As you'll see from this, Osherow likes to write formal verse--in this case, an acrostic in highly varied, off-rhyming pentameter--whose diction is extremely informal. I'm always a little skeptical about this style at first, and pick little fights as I read. (One "guys" is clever, and the line-end position calls attention to gender as well. Why the second, though?) After a few lines, though, my objections tend to fall away, as I get caught up not only in the tossed-off felicities, but in the casual confidence of the speaker, "Jacqueline," who is clearly Osherow's major creation. (She says that Dickinson is her favorite American poet, but I'm not sure that she's not more Whitmanian in this character-building.)
The poems that follow make some moves familiar from Osherow's previous books: turns to science, textually assured meditations on scripture (notably Nevi'im this time, as Psalms cropped up in the last book), and invocations of the Yiddish modern poets (notably Glatstein) she has written about in prose elsewhere. Other turns are new: to the landscape of Israel (physical more than political, for once!); to Jewish and Moorish and Garcia Lorca-ish Spain. This last poem, "Ri'e Yazmin," is in Osherow's beloved terza rima. Here's the start:
Madinat al-Zahra--wasn't that the name
of my jasmine ruin, my source of jasmine
when, trailing Lorca and the Sephardim,
I'd gone to feast my eyes on Southern Spain?
I was ogling Cordoba, lejana y sola:
its fleets of low white buildings shot with sun,
the mosque disfigured by a Christian cupola,
the synagogue intact, complete with psalms--
but there were rumors from Alf Layla Walaylah
of red-gold stags and falcons dripping gems,
floors, whose leaf motifs, coral and ivory,
embraced tenacious lapis pentagrams.
That tri-cultural tercet, where "Christian cupola" rhymes with Alf Layla Walaylah (the Arabic name for the 1001 Nights), with "psalms" poised between, seems to me just as perfect as James Merrill's rhyme of "T. S. Eliot" with "so what?" in his poem "The Thousand and Second Night." Bravo!

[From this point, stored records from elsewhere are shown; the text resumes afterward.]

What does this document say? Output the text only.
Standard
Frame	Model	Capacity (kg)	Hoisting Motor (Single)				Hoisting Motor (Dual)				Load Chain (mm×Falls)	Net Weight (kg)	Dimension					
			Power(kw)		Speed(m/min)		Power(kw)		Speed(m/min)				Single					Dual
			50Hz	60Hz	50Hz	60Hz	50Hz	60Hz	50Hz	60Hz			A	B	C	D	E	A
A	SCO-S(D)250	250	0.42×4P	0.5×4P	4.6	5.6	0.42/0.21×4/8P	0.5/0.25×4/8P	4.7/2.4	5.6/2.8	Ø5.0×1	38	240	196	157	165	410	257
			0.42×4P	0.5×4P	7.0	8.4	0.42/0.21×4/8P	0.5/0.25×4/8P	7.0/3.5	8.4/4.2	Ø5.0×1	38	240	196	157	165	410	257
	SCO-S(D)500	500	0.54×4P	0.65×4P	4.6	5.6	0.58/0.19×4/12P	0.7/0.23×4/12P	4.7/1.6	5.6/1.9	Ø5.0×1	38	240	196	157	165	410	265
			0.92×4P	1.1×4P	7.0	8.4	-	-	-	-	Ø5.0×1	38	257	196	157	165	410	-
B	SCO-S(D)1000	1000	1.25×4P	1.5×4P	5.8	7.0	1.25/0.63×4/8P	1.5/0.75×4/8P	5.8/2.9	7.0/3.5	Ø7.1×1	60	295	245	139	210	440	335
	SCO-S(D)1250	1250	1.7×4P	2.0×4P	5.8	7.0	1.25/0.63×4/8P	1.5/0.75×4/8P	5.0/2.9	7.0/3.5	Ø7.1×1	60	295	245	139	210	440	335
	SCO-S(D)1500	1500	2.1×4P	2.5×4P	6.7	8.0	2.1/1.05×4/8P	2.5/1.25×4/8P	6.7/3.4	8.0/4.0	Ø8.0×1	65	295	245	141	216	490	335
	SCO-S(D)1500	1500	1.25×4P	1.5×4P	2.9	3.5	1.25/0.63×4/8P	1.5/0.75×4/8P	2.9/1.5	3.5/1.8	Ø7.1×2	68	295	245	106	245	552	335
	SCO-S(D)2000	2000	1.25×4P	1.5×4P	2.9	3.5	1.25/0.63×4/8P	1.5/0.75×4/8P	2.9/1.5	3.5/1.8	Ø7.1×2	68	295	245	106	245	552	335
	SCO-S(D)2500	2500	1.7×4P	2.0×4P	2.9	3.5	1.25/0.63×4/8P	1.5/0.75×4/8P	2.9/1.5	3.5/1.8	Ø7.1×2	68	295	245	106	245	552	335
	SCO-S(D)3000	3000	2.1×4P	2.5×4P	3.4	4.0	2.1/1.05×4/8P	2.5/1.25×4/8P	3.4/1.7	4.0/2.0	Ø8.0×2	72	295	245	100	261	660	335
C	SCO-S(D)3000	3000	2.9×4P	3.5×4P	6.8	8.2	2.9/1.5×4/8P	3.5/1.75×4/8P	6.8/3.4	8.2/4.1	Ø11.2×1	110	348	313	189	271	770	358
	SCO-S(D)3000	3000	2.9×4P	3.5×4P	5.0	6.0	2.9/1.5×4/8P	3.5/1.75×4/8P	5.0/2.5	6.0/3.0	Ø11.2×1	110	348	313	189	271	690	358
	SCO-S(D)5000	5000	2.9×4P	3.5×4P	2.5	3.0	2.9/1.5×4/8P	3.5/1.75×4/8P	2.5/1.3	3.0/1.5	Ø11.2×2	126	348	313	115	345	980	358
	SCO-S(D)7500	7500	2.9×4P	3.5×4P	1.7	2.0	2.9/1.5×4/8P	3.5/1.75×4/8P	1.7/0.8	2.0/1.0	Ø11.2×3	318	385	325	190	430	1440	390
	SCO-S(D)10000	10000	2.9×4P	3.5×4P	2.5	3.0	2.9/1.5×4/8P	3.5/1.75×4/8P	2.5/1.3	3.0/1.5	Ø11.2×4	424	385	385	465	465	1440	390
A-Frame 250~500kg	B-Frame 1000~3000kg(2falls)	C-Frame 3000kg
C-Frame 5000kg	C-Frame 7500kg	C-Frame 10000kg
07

OK: must run. Before I go, though, a plug for the poem that's been "growing in me" since I read this book first a week or so ago, the title poem, "The Hoopoe's Crown." It starts out with typical razzle-dazzle terza rima, but oh, my--as it goes, the tones shift effortlessly, and it ends up as one of the saddest & loveliest pieces Osherow has ever written, worthy of its grace notes from Kohelet. I'll come back to this one. You go read it, first.
(So here's the question: is Osherow a "secular Jewish poet"? Is she part of "secular Jewish culture" when she writes about some topics, and part of "religious Jewish culture" when she writes about others? Stephen & Danny, if you read this, fire up a flare.)